Some of us still manage to do so without messing with PYTHONPATH.

> 
>>Bad form IMHO. Packages and module names should be all_lower,
>>classnames CamelCased.
> 
> 
> You're still stuck doing foo.Foo() everywhere in your client code,

from foo import Foo

But:
> which is ugly 

It's not ugly, it's informative. At least you know where Foo comes from.

 > and wastes space,

My. Three letters and a dot...

> or using "from foo import *" which is
> broken.

cf above.

> 
>>>but I
>>>believe this is categorically the wrong thing to do in large projects.
>>
>>Oh yes ? Why ?
> 
> 
> For myriad reasons, just one of them being the one I stated -- smaller
> files with one functional unit each

Oh. So you're proposing that each and any single function goes in a 
separate file ?

> are more amenable to source code
> management with multiple developers.

This is not my experience.

> We could discuss this till we're blue in the face but it's beside the
> point. For any given project, architecture, and workflow, the
> developers are going to have a preference for how to organize the code
> structurally into files, directories, packages, etc. The language
> itself should not place constraints on them. The mere fact that it is
> supposedly "Pythonic" to put more functionality in one file indicates
> to me that the Python package system is obstructing some of its users
> who have perfectly good reasons to organize their code differently.

It has never been an issue for me so far.

> 
>>>you're going to want files to contain the smallest
>>>practical functional blocks. I feel pretty confident saying that "put
>>>more stuff in one file" is the wrong answer, even if it is the
>>>Pythonic answer.
>>
>>Is this actually based on working experience ? It seems that there are
>>enough not-trivial Python projects around to prove that it works just
>>fine.
> 
> 
> Yes.
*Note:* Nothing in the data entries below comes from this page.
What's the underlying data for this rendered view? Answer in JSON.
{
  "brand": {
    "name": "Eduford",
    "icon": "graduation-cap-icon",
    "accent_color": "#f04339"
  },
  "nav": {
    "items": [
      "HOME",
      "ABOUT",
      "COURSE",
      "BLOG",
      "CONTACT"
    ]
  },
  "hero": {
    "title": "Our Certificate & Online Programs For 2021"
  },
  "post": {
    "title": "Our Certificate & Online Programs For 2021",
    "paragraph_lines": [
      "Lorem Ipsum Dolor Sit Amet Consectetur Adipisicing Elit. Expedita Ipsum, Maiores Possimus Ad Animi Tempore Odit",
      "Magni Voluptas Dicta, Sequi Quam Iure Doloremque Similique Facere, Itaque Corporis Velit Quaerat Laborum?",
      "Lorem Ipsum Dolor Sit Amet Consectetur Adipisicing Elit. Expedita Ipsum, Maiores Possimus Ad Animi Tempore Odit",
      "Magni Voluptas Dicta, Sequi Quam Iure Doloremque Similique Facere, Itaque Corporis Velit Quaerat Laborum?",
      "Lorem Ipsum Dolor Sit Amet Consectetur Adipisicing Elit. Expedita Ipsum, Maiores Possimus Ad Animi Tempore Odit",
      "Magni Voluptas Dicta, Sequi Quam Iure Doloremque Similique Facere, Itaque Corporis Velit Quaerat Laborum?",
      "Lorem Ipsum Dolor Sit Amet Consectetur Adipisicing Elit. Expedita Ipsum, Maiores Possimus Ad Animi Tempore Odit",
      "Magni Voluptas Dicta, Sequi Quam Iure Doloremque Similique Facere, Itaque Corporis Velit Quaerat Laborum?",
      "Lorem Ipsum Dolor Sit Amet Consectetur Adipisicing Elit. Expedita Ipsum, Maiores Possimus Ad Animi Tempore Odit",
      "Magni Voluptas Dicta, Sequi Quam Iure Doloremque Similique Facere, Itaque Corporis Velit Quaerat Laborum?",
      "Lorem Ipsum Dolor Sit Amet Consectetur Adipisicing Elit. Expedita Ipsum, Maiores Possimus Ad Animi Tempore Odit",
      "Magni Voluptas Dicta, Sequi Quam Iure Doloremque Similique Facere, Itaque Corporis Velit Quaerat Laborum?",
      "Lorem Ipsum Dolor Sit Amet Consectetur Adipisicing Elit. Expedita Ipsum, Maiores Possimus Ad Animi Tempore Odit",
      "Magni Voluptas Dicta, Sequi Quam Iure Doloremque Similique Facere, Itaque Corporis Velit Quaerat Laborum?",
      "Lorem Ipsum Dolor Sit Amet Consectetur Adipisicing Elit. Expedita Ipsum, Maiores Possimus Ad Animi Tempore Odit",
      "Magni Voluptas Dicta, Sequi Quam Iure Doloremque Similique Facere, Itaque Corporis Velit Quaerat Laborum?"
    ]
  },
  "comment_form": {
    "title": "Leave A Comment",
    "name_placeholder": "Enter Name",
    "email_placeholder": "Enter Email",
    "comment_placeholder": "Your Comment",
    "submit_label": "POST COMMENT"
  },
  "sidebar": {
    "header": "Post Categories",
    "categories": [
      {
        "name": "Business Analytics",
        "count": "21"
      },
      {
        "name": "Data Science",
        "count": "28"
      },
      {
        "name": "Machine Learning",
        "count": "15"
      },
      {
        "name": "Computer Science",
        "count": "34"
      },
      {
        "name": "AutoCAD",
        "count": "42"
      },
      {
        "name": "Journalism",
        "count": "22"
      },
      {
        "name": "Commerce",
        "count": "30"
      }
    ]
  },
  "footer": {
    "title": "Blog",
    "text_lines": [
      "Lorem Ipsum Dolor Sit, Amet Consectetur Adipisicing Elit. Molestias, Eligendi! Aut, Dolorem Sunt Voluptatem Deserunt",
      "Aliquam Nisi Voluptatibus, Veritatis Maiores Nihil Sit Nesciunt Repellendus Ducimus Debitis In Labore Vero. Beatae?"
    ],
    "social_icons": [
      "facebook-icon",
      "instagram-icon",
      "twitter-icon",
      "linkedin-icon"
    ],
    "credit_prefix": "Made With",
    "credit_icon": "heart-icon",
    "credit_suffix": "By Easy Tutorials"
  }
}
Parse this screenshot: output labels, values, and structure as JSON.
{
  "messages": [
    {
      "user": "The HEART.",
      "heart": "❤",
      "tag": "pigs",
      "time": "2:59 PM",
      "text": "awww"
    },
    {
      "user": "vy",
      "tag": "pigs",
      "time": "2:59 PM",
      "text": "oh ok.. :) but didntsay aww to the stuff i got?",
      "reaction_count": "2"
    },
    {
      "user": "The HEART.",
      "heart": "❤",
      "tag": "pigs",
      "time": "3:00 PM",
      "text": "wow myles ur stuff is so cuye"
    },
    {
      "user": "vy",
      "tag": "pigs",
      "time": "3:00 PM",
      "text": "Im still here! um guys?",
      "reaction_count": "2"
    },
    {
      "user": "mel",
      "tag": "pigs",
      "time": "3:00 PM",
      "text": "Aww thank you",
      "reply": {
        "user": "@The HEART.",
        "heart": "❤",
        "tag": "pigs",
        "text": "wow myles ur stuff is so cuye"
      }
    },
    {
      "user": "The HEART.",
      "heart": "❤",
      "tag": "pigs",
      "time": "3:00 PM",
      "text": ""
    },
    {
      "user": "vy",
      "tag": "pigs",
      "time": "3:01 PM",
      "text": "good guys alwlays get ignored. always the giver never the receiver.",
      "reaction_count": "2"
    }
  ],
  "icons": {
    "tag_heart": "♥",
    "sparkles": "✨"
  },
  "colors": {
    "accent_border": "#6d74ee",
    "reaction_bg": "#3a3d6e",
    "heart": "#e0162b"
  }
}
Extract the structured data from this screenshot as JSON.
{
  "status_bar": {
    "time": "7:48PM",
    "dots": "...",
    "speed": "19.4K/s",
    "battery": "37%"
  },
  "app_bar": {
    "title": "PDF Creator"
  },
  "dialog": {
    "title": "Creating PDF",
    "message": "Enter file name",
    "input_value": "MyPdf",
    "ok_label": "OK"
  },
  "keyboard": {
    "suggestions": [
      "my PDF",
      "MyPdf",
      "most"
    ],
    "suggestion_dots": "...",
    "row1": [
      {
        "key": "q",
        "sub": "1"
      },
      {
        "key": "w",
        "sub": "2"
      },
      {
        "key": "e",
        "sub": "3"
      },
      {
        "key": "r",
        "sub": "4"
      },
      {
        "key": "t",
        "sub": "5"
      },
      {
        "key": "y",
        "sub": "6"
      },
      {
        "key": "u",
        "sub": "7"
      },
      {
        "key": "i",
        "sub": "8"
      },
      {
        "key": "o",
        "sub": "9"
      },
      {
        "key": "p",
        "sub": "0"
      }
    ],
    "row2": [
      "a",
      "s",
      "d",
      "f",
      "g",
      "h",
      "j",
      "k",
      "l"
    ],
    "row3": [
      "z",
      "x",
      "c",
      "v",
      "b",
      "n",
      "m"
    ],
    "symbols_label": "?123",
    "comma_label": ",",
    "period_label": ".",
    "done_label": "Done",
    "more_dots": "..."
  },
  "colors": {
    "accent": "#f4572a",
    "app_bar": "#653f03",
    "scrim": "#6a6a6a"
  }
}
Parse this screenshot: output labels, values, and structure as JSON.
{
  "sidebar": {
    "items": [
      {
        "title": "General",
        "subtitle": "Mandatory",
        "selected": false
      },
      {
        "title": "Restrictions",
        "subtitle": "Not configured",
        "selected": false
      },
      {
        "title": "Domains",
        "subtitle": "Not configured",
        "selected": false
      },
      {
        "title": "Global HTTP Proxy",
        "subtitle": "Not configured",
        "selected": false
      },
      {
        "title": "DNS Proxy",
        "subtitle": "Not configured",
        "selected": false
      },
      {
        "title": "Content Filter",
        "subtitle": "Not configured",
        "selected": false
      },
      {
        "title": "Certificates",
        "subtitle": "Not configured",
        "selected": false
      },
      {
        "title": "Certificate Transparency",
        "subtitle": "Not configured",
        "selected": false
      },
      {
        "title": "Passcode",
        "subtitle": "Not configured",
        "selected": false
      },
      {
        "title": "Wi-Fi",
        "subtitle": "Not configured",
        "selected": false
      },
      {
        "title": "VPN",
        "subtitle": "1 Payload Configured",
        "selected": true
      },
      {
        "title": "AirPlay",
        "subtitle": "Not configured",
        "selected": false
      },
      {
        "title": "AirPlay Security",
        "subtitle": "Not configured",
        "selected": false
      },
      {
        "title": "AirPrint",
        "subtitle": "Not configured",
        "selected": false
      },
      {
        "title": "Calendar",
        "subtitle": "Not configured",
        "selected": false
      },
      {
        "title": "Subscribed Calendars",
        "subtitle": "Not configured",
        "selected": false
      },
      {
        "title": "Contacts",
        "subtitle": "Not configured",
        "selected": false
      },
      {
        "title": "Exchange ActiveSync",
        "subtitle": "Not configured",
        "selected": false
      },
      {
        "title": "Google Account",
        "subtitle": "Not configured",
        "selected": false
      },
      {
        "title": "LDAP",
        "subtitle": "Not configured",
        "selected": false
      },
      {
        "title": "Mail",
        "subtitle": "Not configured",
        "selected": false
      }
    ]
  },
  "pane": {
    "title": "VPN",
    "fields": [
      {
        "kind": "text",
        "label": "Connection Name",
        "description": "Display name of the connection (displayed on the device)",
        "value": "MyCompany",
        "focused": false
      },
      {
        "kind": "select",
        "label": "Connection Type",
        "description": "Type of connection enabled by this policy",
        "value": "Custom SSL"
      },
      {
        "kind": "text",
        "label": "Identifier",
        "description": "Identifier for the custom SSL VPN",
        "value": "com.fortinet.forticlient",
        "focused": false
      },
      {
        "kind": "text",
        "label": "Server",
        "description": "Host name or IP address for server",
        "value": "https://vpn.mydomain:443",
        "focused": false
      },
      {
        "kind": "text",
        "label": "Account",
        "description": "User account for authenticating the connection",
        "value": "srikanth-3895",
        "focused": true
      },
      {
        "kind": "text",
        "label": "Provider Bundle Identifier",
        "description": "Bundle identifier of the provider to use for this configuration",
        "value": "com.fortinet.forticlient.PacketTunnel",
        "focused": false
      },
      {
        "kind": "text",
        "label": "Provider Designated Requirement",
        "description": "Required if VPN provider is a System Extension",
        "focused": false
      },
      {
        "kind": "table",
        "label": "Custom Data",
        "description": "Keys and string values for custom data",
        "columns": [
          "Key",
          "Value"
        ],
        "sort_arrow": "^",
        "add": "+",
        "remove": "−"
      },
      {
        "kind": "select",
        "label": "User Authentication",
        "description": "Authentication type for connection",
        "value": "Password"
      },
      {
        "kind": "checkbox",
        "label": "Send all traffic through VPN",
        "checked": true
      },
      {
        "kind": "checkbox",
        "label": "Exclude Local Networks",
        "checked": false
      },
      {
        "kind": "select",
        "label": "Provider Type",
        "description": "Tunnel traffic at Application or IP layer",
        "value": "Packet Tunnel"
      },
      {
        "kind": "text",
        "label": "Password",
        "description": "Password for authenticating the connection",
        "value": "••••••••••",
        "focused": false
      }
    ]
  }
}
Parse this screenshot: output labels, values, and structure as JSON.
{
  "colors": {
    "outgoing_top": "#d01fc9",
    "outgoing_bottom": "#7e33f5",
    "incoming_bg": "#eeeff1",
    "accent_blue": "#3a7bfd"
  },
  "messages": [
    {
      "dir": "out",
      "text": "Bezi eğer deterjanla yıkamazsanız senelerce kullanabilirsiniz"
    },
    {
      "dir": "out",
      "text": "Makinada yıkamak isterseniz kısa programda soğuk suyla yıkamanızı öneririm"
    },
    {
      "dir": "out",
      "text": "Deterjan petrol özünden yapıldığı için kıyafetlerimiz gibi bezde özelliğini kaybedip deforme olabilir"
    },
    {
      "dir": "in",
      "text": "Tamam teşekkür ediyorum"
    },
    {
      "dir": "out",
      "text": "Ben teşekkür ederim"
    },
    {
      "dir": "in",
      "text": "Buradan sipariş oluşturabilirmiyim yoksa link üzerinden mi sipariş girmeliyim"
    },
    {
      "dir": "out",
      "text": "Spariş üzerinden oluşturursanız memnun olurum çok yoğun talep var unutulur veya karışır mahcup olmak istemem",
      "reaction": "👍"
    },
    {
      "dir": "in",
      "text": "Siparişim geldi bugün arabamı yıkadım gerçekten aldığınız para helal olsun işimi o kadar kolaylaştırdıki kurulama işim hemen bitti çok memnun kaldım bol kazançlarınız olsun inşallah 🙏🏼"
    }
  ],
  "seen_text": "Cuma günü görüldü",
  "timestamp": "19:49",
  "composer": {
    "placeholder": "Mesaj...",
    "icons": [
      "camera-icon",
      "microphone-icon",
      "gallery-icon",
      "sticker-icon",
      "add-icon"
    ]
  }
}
I've worked extensively on several projects in several languages
> with multi-million lines of code

I meant, based on working experience *with Python* ? I've still not seen 
a "multi-million" KLOC project in Python - unless of course you include 
all the stdlib and the interpreter itself, and even then I doubt we get 
so far.

> and they invariably have coding
> styles that recommend one functional unit (such as a class), or at
> most a few closely related functional units per file.

Which is what I see in most Python packages I've seen so far. But we may 
not have the same definition for "a few" and "closely related" ?

> In Python, most of the large projects I've looked at use "from foo
> import *" liberally.

I've seen few projects using this. And I wouldn't like having to 
maintain such a project.

> I guess my question boils down to this. Is "from foo import *" really
> deprecated or not?

This syntax is only supposed to be a handy shortcut for quick testing 
and exploration in an interactive session. Using it in production code 
is considered bad form.

> If everyone has to use "from foo import *"

I never did in 7 years.

> despite
> the problems it causes, how do they work around those problems (such
> as reloading)?

Do you often have a need for "reloading" in production code ???

Martin, I'm not saying Python is perfect, but it really feels like 
you're worrying about things that are not problems.